Birkenstock, a German footwear company, is one of the most controversial fashion statements in the industry, right after Crocs. The shoes themselves are clunky, contoured cork with rubber footbeds that curve to the shape of the wearer’s feet. But the suede tops make for some very distinct opinions on the look of the shoes.
The famed footwear brand traces back to 1774 when Johann Adam Birkenstock became a “vassal and shoemaker,” starting a family vocation. Johann’s great-great-grandson Konrad Birkenstock then looked at the flat shoes being made and developed the first contoured insole in 1896. He continued to redesign and expand his insole inserts for flexible arch-support over the years and greatly expanded the company’s reach. WWII made the shoe especially popular among returning soldiers, and athletes soon followed the love of the curve.
@Birkenstocks came to the US in 1966 when Margot Fraser discovered Birkenstock sandals while visiting Germany for foot pain spa treatments. She brought the company to Novato, California as Birkenstock Distribution USA, Inc. and raved about the wonders the shoes did for her orthopedic problems. Shoe stores refused to sell them because they were ugly, but health food stores with hippie clientele took to the dorky, orthopedic sandals.
Cultural revolution played an important role in the popularity of the shoe, and Birkenstock sightings have continued to ebb and flow with the ever changing fashion trends. The 1970s in particular appealed to flower children, and ever since there has been a hippie connotation attached to the brand name. “Birks” often make a comeback when political tensions are high and voters want a brand to identify with their fashion statements.

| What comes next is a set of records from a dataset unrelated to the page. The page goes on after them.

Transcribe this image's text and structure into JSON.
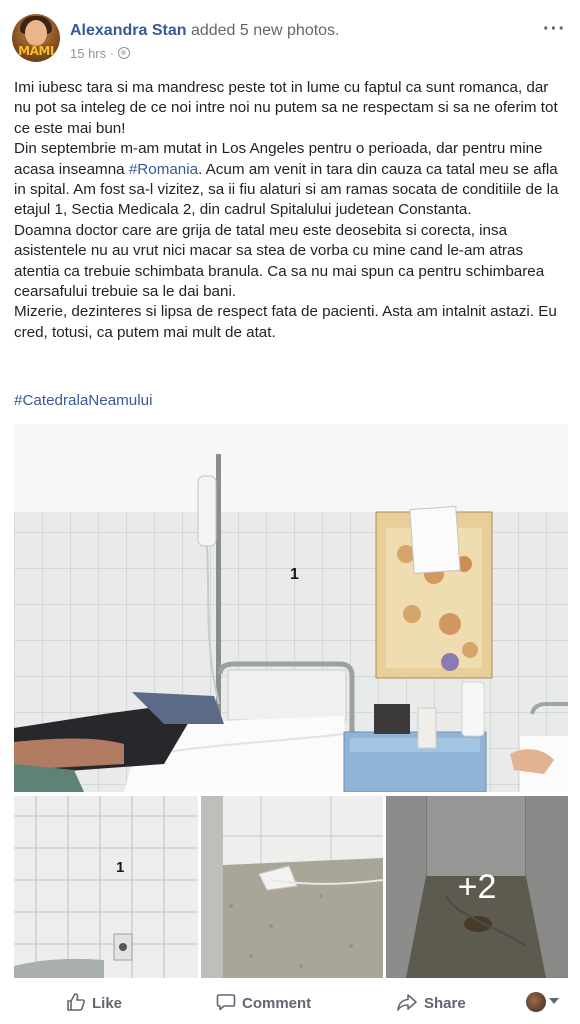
{
  "header": {
    "avatar_text": "MAMI",
    "author_name": "Alexandra Stan",
    "action": "added 5 new photos.",
    "time": "15 hrs",
    "separator": "·",
    "more_label": "···"
  },
  "post": {
    "paragraphs": [
      "Imi iubesc tara si ma mandresc peste tot in lume cu faptul ca sunt romanca, dar nu pot sa inteleg de ce noi intre noi nu putem sa ne respectam si sa ne oferim tot ce este mai bun!",
      "meu se afla in spital. Am fost sa-l vizitez, sa ii fiu alaturi si am ramas socata de conditiile de la etajul 1, Sectia Medicala 2, din cadrul Spitalului judetean Constanta.",
      "Doamna doctor care are grija de tatal meu este deosebita si corecta, insa asistentele nu au vrut nici macar sa stea de vorba cu mine cand le-am atras atentia ca trebuie schimbata branula. Ca sa nu mai spun ca pentru schimbarea cearsafului trebuie sa le dai bani.",
      "Mizerie, dezinteres si lipsa de respect fata de pacienti. Asta am intalnit astazi. Eu cred, totusi, ca putem mai mult de atat."
    ],
    "para2_before": "Din septembrie m-am mutat in Los Angeles pentru o perioada, dar pentru mine acasa inseamna ",
    "para2_hashtag": "#Romania",
    "para2_after": ". Acum am venit in tara din cauza ca tatal ",
    "hashtag": "#CatedralaNeamului"
  },
  "photos": {
    "main_label": "1",
    "thumb1_label": "1",
    "more_count": "+2"
  },
  "actions": {
    "like": "Like",
    "comment": "Comment",
    "share": "Share"
  },
  "colors": {
    "link": "#385898",
    "text": "#1d2129",
    "muted": "#90949c"
  }
}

However, the company does make marketing efforts to expand beyond their granola label and into high-fashion.
At a price of between $69 and $99, you can expect to get good value for your purchase. The proprietary footbed, created in the 1930s, is comprised of 4 different layers. The first layer of the shoe is the shock absorbent sole, followed by two layers of jute fibers, and a firm corked footbed. The last layer is the footbed line which is a soft suede. Birkenstock still makes its sandals in Germany, rather than in China, and the company promises to repair worn-out sandals, no matter how beaten up.
In 1988 Birkenstock switched to environmentally-friendly adhesives, then in 1990 reduced energy consumption in production by over 90%. In 2018, Birkenstock was given PETA’s Libby Award for being the “Most Animal-Friendly Shoe Company.”
In 2014, nearly 20 million pairs of Birkenstocks were sold, partially thanks to celebrities embracing the edgy sandal. 243 years after Johann began his shoemaker journey, Birkenstocks appeared in Paris Fashion Week 2017. Quite a shake up to have the the model of foot health on models used to toe-crunching, heel-blistering shoes.